Entonces lo recordó. Una hilera de edificios abandonados no lejos de la escuela de Santa Bernadette y de la casa de Damien Chambers. Helen y Deborah se habían explayado al respecto con entusiasmo mientras tomaban el té. Estaban cerca del posible punto de secuestro, en un lugar muy conveniente respecto a la casa de la niña y, al mismo tiempo, eran demasiado ruinosos y lúgubres en apariencia para que los peatones se acercaran. Sin embargo, para alguien que buscara un escondrijo, eran perfectos como posible elemento en el rompecabezas de la desaparición de Charlotte. No los habían incluido en su investigación de aquel día, sino que los habían dejado para el siguiente, cuando los explorarían con más facilidad provistas de tejanos, bambas, sudaderas y linternas. St. James suspiró disgustado al comprender que se había olvidado de los edificios.

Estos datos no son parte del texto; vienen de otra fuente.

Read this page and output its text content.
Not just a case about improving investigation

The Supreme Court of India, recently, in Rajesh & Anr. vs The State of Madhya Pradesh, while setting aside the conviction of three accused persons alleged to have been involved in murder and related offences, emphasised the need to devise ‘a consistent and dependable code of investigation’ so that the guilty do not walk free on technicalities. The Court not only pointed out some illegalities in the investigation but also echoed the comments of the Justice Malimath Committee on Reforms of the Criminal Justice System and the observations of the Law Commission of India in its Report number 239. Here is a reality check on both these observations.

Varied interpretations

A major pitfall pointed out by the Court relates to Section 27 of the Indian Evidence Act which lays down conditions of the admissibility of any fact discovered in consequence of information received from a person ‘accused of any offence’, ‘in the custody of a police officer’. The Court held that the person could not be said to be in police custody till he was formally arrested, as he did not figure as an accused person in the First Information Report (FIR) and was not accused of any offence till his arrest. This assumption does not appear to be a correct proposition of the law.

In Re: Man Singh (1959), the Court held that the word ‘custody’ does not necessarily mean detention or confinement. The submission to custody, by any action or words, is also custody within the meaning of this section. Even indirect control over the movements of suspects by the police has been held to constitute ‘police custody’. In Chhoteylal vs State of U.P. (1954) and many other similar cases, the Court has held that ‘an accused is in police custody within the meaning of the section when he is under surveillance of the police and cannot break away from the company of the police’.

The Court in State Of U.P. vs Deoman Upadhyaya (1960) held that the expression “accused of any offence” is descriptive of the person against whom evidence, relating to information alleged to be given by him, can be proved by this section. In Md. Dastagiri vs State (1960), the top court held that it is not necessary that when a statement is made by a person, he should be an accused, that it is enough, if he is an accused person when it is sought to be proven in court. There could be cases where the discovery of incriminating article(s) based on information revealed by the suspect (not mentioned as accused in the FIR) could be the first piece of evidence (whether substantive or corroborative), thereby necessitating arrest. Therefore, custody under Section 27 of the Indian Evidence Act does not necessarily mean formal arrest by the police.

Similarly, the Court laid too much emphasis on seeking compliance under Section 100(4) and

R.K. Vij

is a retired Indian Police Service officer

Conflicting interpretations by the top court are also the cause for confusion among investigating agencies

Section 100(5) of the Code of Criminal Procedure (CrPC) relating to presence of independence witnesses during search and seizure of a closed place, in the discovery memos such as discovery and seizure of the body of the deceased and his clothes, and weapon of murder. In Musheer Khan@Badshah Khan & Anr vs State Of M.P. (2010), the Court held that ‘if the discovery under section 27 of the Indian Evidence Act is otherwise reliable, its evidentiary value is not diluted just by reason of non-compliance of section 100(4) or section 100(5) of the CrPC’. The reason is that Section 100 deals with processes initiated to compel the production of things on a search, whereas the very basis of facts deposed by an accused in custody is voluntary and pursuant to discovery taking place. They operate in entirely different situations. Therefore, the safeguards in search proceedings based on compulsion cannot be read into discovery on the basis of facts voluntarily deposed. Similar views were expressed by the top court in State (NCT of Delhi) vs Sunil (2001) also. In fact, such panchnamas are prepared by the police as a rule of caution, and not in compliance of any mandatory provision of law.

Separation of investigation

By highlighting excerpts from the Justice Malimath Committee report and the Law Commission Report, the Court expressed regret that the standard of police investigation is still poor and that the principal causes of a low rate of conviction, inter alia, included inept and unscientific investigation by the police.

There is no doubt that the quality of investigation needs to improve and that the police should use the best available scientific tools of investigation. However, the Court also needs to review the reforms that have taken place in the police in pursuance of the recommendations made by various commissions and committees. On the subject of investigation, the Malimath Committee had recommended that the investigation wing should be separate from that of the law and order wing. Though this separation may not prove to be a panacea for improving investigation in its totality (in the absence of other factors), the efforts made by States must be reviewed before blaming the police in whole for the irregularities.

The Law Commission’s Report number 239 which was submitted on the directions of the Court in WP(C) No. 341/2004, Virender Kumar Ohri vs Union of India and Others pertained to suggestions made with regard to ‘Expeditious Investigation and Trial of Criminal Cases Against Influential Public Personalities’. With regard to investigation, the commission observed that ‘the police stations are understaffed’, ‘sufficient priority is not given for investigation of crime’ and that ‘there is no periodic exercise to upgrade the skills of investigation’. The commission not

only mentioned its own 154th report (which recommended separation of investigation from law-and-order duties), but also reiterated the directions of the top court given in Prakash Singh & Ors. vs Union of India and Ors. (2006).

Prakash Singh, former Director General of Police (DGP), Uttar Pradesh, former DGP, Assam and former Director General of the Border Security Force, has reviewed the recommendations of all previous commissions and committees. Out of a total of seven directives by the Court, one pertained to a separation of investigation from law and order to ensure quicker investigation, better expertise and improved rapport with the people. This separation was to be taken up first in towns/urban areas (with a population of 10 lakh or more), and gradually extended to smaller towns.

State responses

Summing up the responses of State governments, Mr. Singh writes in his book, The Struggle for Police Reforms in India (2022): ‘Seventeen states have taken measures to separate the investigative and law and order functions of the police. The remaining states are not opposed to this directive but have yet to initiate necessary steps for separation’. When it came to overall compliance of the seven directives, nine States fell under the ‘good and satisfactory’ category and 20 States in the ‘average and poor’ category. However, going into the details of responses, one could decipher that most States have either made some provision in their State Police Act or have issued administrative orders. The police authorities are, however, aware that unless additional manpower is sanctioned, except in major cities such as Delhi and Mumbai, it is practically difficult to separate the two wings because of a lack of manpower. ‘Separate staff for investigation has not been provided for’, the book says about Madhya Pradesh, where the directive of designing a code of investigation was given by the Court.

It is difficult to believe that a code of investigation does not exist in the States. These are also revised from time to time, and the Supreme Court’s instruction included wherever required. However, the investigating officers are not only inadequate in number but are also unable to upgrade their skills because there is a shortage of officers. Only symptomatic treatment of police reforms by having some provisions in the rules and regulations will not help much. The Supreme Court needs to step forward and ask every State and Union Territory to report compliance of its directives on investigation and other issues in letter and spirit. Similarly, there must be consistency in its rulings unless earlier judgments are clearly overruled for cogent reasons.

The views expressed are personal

—Otra razón para que no pueda aspirar a convertirme en un buen detective privado —dijo.

—Otra dirección en la que investigar.

—No me siento mejor por saberlo.

Deborah cogió su mano.

—Yo confío en ti.

Pero su voz traicionó la angustia que sentía por la llegada de otro día en que la vida de una niña seguiría en peligro.

Charlotte despertó del sueño, tal como ascendía nadando hasta el barco en Fermain Bay cuando iba de vacaciones a Guernsey. Al contrario que en las vacaciones de verano en Guernsey, despertó en la oscuridad.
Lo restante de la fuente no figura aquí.